Comment faire fonctionner le duo Wembanyama – Gobert en Equipe de France

Dans l'Equipe Weis et Ajinça ont détaillé les conditions nécessaires pour faire fonctionner l’association XXL entre Victor Wembanyama et Rudy Gobert.

Comment faire fonctionner le duo Wembanyama – Gobert en Equipe de France

Victor Wembanyama et Rudy Gobert devraient de nouveau partager le terrain avec l’équipe de France en ce mois d’août. Leur association offre un potentiel défensif assez vertigineux, mais pose toujours quelques questions offensives auxquelles Frédéric Weis et Alexis Ajinça, deux anciens pivots ayant brillé en EDF, ont tenté de répondre dans un article très intéressant publié par nos confrères de l'Equipe.

Lors des Jeux Olympiques de Paris, le duo avait offert aux Bleus une protection de cercle absolument hors norme. La simple présence de Wembanyama et Gobert suffisait à modifier les choix des attaquants adverses. Mais en attaque, leur cohabitation avait parfois réduit les espaces disponibles et éloigné le joueur de San Antonio des zones où il peut faire le plus de dégâts.

Frédéric Weis considère ainsi cette association comme une arme situationnelle plutôt que comme une configuration appelée à occuper de longues séquences.

« Avec Wembanyama et Gobert sur le terrain aux Jeux Olympiques, la dissuasion était là, incroyable en termes de protection de cercle, mais ça manquait de complémentarité. Ils avaient du mal à jouer ensemble. Victor a progressé dans la création de jeu, même si ça ne se voit pas forcément dans ses statistiques, il peut s’écarter, mais je le préfère plus près du cercle comme à San Antonio. (...) En l’associant à Rudy, est-ce qu’on ne perd pas un peu de ses points marqués au cercle ? Il y a ce risque de se retrouver à quatre joueurs, les deux Français et leurs défenseurs, dans un petit espace.

C’est une association à utiliser avec parcimonie, difficilement au-delà de quelques minutes d’affilée, car c’est compliqué à mettre en place offensivement. Mais si on veut empêcher un joueur adverse de briller, c’est un atout, peut-être même avec une défense de zone 3-2 où les extérieurs mettent beaucoup de pression, et derrière, on a la muraille de Chine », estime l’ancien pivot des Bleus.

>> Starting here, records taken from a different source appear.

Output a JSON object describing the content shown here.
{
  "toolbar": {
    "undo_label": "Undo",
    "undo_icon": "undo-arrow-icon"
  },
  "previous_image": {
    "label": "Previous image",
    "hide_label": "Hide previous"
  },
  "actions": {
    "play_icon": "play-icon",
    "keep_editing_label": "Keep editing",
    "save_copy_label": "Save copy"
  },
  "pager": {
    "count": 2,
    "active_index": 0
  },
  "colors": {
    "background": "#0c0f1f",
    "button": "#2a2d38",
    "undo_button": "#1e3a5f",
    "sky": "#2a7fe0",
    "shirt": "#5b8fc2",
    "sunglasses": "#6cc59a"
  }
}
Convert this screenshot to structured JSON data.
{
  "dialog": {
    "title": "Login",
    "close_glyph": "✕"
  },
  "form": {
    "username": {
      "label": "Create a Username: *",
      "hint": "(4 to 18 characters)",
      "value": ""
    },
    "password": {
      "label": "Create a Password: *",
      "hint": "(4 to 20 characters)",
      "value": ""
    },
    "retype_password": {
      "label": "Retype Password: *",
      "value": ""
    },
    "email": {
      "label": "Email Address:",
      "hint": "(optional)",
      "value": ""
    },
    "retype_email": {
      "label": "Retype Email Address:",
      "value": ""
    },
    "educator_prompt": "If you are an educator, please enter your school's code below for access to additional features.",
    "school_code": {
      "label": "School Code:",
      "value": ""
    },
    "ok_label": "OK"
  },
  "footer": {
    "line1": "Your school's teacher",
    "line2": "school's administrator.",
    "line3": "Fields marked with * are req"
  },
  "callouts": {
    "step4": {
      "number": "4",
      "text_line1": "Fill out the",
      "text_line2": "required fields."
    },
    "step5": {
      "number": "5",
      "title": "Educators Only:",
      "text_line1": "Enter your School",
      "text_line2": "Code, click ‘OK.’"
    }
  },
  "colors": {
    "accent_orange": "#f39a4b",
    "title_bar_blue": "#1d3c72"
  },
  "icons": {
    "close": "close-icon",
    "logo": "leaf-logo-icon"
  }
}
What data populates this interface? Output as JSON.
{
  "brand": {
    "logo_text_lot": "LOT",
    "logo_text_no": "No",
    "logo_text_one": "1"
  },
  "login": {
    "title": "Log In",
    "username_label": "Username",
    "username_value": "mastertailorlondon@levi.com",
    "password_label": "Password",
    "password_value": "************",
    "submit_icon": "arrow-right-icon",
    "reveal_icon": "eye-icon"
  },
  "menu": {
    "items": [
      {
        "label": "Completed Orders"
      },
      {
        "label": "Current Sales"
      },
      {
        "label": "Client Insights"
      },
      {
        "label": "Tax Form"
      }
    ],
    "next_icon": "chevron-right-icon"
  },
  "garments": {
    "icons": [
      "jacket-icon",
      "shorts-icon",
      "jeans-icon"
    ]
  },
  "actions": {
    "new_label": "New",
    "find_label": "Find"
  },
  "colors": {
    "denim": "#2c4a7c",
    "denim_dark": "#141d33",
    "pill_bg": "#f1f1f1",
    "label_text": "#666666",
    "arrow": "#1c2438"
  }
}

« C’est aussi un défi pour Victor de se réadapter, il repasse en poste 4. »

Alexis Ajinça imagine une répartition assez claire des rôles. Rudy Gobert resterait le pivot chargé de poser les écrans, de plonger vers le cercle et de mobiliser la défense, tandis que Wembanyama évoluerait comme un intérieur créateur capable de recevoir au poste bas ou de s’écarter.

« Pendant les Jeux, le staff avait amené Wembanyama et Gobert à essayer de se trouver sur des passes intérieur-intérieur, c’est un registre intéressant à explorer, on peut dominer sur alley-oop. Pour que ça fonctionne, il faut laisser Rudy en poste 5. On peut donner des ballons au poste bas à Victor, mais il faudrait éloigner Rudy et le faire couper au bon moment. On a vu avec Oklahoma City en NBA qu’un jeu à deux intérieurs, Chet Holmgren et Isaiah Hartenstein, a fonctionné.

On peut avoir Rudy en pivot qui roule, fait les écrans, et de temps en temps à la passe pour Victor. C’est aussi un défi pour Victor de se réadapter, il repasse en poste 4, lui qui joue pivot toute l’année. Face à des équipes qui jouent avec des intérieurs petits, tu peux imposer ton jeu défensif comme offensif quand les deux sont ensemble. Mais ça peut être plus compliqué si l’équipe d’en face veut jouer très rapide. », explique Ajinça.

Le défi consistera donc à profiter de cette taille exceptionnelle sans transformer la raquette française en embouteillage permanent. Wembanyama peut évoluer loin du cercle, mais le cantonner à ce rôle reviendrait à neutraliser une partie de son arsenal. À l’inverse, Gobert reste beaucoup plus efficace lorsqu’il peut poser des écrans, rouler vers le panier et vivre autour du cercle.

Le duo pourrait surtout devenir dévastateur face aux adversaires les plus grands ou lorsqu’il faudra verrouiller une rencontre. Face aux formations rapides et adeptes du small ball, son utilisation devra probablement être plus mesurée. Avec Wembanyama, Gobert et désormais Raynaud, le staff français possède en tout cas plusieurs associations intérieures très différentes à explorer.